Don’t worry I’m sure the billions of dollars we just gave GM to make an EV will actually result in GM making an EV and totally not pocketing free tax payer money for the nth time.
Source?
Lame, I would totally have bought one.
That’s the point. This is nothing more than protectionism so you continue to buy western made cars. Now you don’t even have a choice.
That’s…overstepping a bit here. They aren’t banning all foreign cars. They’re banning cars from a state enemy that aims to enrich said enemy. They aren’t banning Hyundai, Honda, Kia…etc. China has been straight up bragging about destroying the US economy and car industry with the BYD slave labor built cars. It would be stupid if they didn’t do something about that.
When China has the only affordable EVs currently and the US government prevents Americans from buying them, then that means the US government made a decision to slow the global adoption of EVs.
They don’t have the only affordable EVs, they have the CHEAPEST. There’s a big difference.
I know it’s hard to imagine what it’s like, but when somebody is poor then “cheapest” = “only”
I can afford chinese EVs that go for 10-12k
I can’t afford a 35-60k tesla, or would buy one on principal.
That’s why this slows the world’s transition to EVs.
Our oligarchs want us to compete to the death for their ever dwindling relative to inflation and productivity scraps, but they’ve grown too powerful to tolerate competition themselves.
Not when they’ve gone to all the trouble of normalizing monopolies and duopolies at home.
On one hand this will slow the ev transition.
On the other car manufacturing is one of the few industries left in America with some union density and decent wages and having to compete with subsidized Chinese evs that are made with a fraction of the labor costs would destroy that industry.
Globalism hurts workers and helps consumers.

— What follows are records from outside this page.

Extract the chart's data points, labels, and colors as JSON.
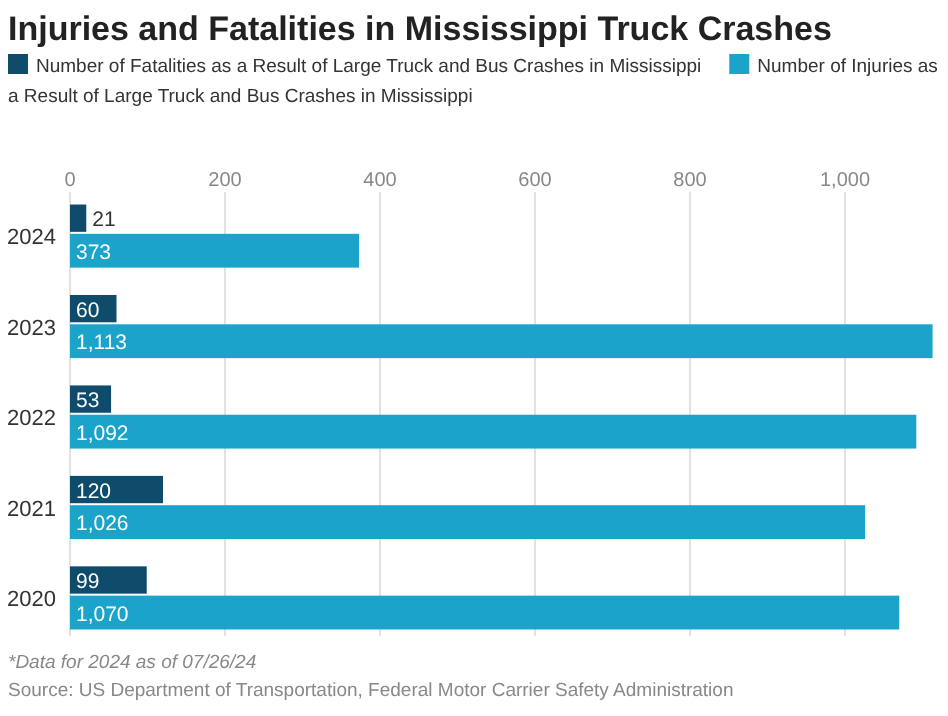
{
  "chart_data": {
    "type": "bar",
    "orientation": "horizontal",
    "title": "Injuries and Fatalities in Mississippi Truck Crashes",
    "categories": [
      "2024",
      "2023",
      "2022",
      "2021",
      "2020"
    ],
    "series": [
      {
        "name": "Number of Fatalities as a Result of Large Truck and Bus Crashes in Mississippi",
        "color": "#0f4c6b",
        "values": [
          21,
          60,
          53,
          120,
          99
        ],
        "value_labels": [
          "21",
          "60",
          "53",
          "120",
          "99"
        ]
      },
      {
        "name": "Number of Injuries as a Result of Large Truck and Bus Crashes in Mississippi",
        "color": "#1ba3c9",
        "values": [
          373,
          1113,
          1092,
          1026,
          1070
        ],
        "value_labels": [
          "373",
          "1,113",
          "1,092",
          "1,026",
          "1,070"
        ]
      }
    ],
    "xlim": [
      0,
      1120
    ],
    "xticks": [
      0,
      200,
      400,
      600,
      800,
      {
        "value": 1000,
        "label": "1,000"
      }
    ],
    "grid": "x",
    "legend": "top",
    "annotations": [
      "*Data for 2024 as of 07/26/24",
      "Source: US Department of Transportation, Federal Motor Carrier Safety Administration"
    ]
  }
}
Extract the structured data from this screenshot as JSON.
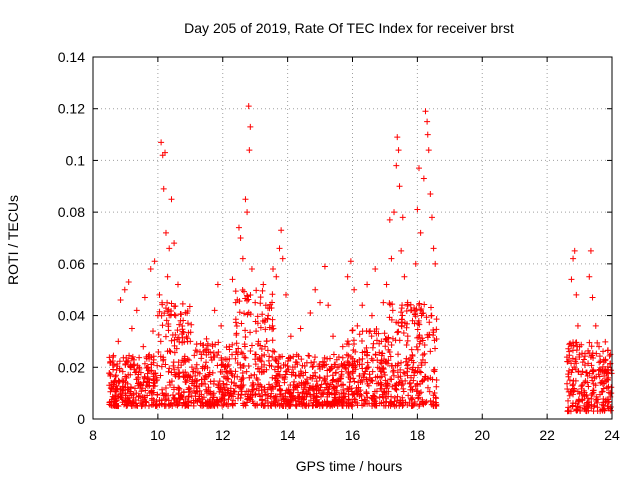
{
  "chart_data": {
    "type": "scatter",
    "title": "Day 205 of 2019, Rate Of TEC Index for receiver brst",
    "xlabel": "GPS time / hours",
    "ylabel": "ROTI / TECUs",
    "xlim": [
      8,
      24
    ],
    "ylim": [
      0,
      0.14
    ],
    "xticks": [
      "8",
      "10",
      "12",
      "14",
      "16",
      "18",
      "20",
      "22",
      "24"
    ],
    "yticks": [
      "0",
      "0.02",
      "0.04",
      "0.06",
      "0.08",
      "0.1",
      "0.12",
      "0.14"
    ],
    "grid": true,
    "marker": "+",
    "series_color": "#ff0000",
    "points": [
      [
        8.55,
        0.012
      ],
      [
        8.62,
        0.024
      ],
      [
        8.7,
        0.008
      ],
      [
        8.78,
        0.03
      ],
      [
        8.85,
        0.046
      ],
      [
        8.9,
        0.015
      ],
      [
        8.98,
        0.05
      ],
      [
        9.05,
        0.022
      ],
      [
        9.1,
        0.053
      ],
      [
        9.15,
        0.01
      ],
      [
        9.2,
        0.035
      ],
      [
        9.3,
        0.018
      ],
      [
        9.35,
        0.042
      ],
      [
        9.45,
        0.012
      ],
      [
        9.55,
        0.028
      ],
      [
        9.6,
        0.047
      ],
      [
        9.7,
        0.02
      ],
      [
        9.78,
        0.058
      ],
      [
        9.85,
        0.034
      ],
      [
        9.9,
        0.061
      ],
      [
        9.95,
        0.015
      ],
      [
        10.0,
        0.04
      ],
      [
        10.05,
        0.048
      ],
      [
        10.1,
        0.107
      ],
      [
        10.15,
        0.102
      ],
      [
        10.18,
        0.089
      ],
      [
        10.22,
        0.103
      ],
      [
        10.25,
        0.072
      ],
      [
        10.3,
        0.055
      ],
      [
        10.35,
        0.066
      ],
      [
        10.42,
        0.085
      ],
      [
        10.5,
        0.068
      ],
      [
        10.55,
        0.04
      ],
      [
        10.62,
        0.052
      ],
      [
        10.7,
        0.038
      ],
      [
        10.8,
        0.022
      ],
      [
        10.9,
        0.015
      ],
      [
        11.0,
        0.03
      ],
      [
        11.2,
        0.012
      ],
      [
        11.35,
        0.025
      ],
      [
        11.5,
        0.031
      ],
      [
        11.6,
        0.018
      ],
      [
        11.75,
        0.042
      ],
      [
        11.85,
        0.052
      ],
      [
        11.95,
        0.036
      ],
      [
        12.05,
        0.02
      ],
      [
        12.2,
        0.028
      ],
      [
        12.3,
        0.054
      ],
      [
        12.4,
        0.045
      ],
      [
        12.5,
        0.074
      ],
      [
        12.55,
        0.07
      ],
      [
        12.62,
        0.062
      ],
      [
        12.7,
        0.085
      ],
      [
        12.75,
        0.08
      ],
      [
        12.8,
        0.121
      ],
      [
        12.85,
        0.113
      ],
      [
        12.82,
        0.104
      ],
      [
        12.9,
        0.058
      ],
      [
        13.0,
        0.045
      ],
      [
        13.1,
        0.03
      ],
      [
        13.25,
        0.052
      ],
      [
        13.4,
        0.04
      ],
      [
        13.55,
        0.058
      ],
      [
        13.65,
        0.055
      ],
      [
        13.75,
        0.066
      ],
      [
        13.8,
        0.073
      ],
      [
        13.85,
        0.062
      ],
      [
        13.95,
        0.048
      ],
      [
        14.1,
        0.032
      ],
      [
        14.25,
        0.022
      ],
      [
        14.4,
        0.035
      ],
      [
        14.55,
        0.018
      ],
      [
        14.7,
        0.041
      ],
      [
        14.85,
        0.05
      ],
      [
        15.0,
        0.045
      ],
      [
        15.15,
        0.059
      ],
      [
        15.25,
        0.044
      ],
      [
        15.4,
        0.032
      ],
      [
        15.55,
        0.015
      ],
      [
        15.7,
        0.028
      ],
      [
        15.85,
        0.055
      ],
      [
        15.95,
        0.061
      ],
      [
        16.05,
        0.05
      ],
      [
        16.15,
        0.036
      ],
      [
        16.3,
        0.044
      ],
      [
        16.45,
        0.052
      ],
      [
        16.6,
        0.04
      ],
      [
        16.7,
        0.058
      ],
      [
        16.8,
        0.033
      ],
      [
        16.95,
        0.045
      ],
      [
        17.05,
        0.052
      ],
      [
        17.15,
        0.077
      ],
      [
        17.2,
        0.062
      ],
      [
        17.28,
        0.08
      ],
      [
        17.35,
        0.098
      ],
      [
        17.38,
        0.109
      ],
      [
        17.42,
        0.104
      ],
      [
        17.45,
        0.09
      ],
      [
        17.5,
        0.065
      ],
      [
        17.55,
        0.078
      ],
      [
        17.6,
        0.055
      ],
      [
        17.7,
        0.045
      ],
      [
        17.85,
        0.038
      ],
      [
        17.95,
        0.06
      ],
      [
        18.0,
        0.081
      ],
      [
        18.05,
        0.097
      ],
      [
        18.1,
        0.072
      ],
      [
        18.2,
        0.093
      ],
      [
        18.25,
        0.119
      ],
      [
        18.3,
        0.115
      ],
      [
        18.32,
        0.11
      ],
      [
        18.35,
        0.104
      ],
      [
        18.4,
        0.087
      ],
      [
        18.45,
        0.078
      ],
      [
        18.5,
        0.066
      ],
      [
        18.55,
        0.06
      ],
      [
        22.75,
        0.054
      ],
      [
        22.8,
        0.062
      ],
      [
        22.85,
        0.065
      ],
      [
        22.9,
        0.048
      ],
      [
        22.95,
        0.036
      ],
      [
        23.0,
        0.028
      ],
      [
        23.1,
        0.022
      ],
      [
        23.2,
        0.018
      ],
      [
        23.3,
        0.055
      ],
      [
        23.35,
        0.065
      ],
      [
        23.4,
        0.047
      ],
      [
        23.5,
        0.036
      ],
      [
        23.6,
        0.028
      ],
      [
        23.75,
        0.022
      ],
      [
        23.85,
        0.018
      ],
      [
        23.95,
        0.025
      ]
    ],
    "dense_regions": [
      {
        "x": [
          8.5,
          10.0
        ],
        "y": [
          0.005,
          0.025
        ]
      },
      {
        "x": [
          10.0,
          11.1
        ],
        "y": [
          0.005,
          0.045
        ]
      },
      {
        "x": [
          11.1,
          12.4
        ],
        "y": [
          0.005,
          0.03
        ]
      },
      {
        "x": [
          12.4,
          13.6
        ],
        "y": [
          0.005,
          0.05
        ]
      },
      {
        "x": [
          13.6,
          15.8
        ],
        "y": [
          0.005,
          0.025
        ]
      },
      {
        "x": [
          15.8,
          17.1
        ],
        "y": [
          0.005,
          0.035
        ]
      },
      {
        "x": [
          17.1,
          18.6
        ],
        "y": [
          0.005,
          0.045
        ]
      },
      {
        "x": [
          22.6,
          24.0
        ],
        "y": [
          0.003,
          0.03
        ]
      }
    ]
  }
}
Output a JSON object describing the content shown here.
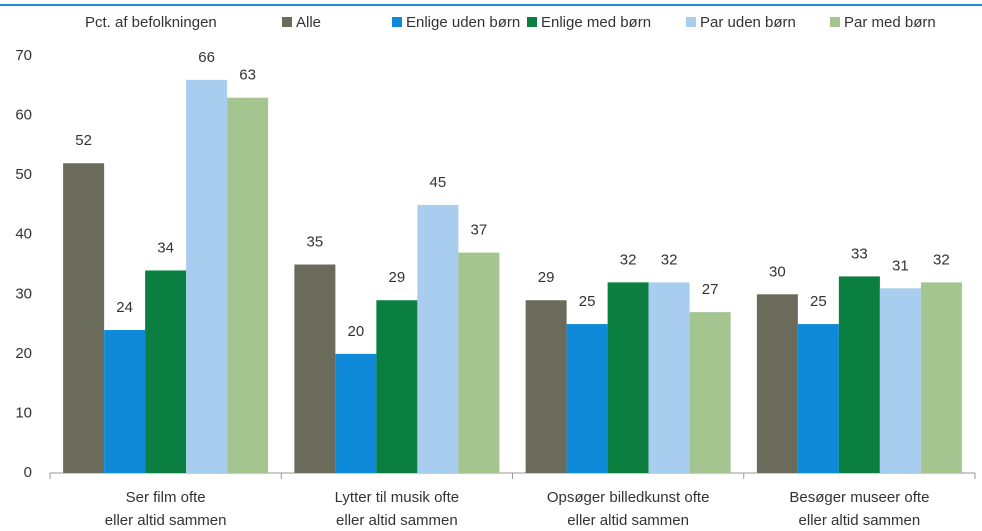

One of the triumphs of neoliberalism is to get people to identify as consumers first and workers second.
Protectionism has historically not done well for any country that’s implemented it. If we wanted to improve American industry, then we should be focusing our efforts and dollars on improving local industry to compete.
Full protectionism does cause problems with inflation and degrading the competitiveness of firms, but full neoliberal globalism leads to a race to the bottom on wages and working conditions.
The answer is somewhere in the middle, we shouldn’t be putting blanket tariffs on a country or the entire world. But we also shouldn’t turn away from possibly helpful protectionist policies.
Tarriffs can help in new and developing industries to make sure they aren’t strangled in the crib by foreign competition. A large reason for the success of the development of south Korean and Taiwanese economies was due to initial protectionist policies . The tariffs have to be understood to be temporary though but they can help in getting an industry off the ground.
I’d argue electric vehicles are an emerging industry that will be very important if the world shifts to a greener economy. Letting China take over that market and dominate it would be detrimental to the strength of our economy long term.
I would be curious to poll the Seattle WTO protesters and see how they voted in the last election.
I recently moved to the Midwest from the West Coast and understand how Globalist policy kinda sucks for a lot of people out here.
Great taxpayer money going to luxury cars for rich people. The party of the rich and upper middle class.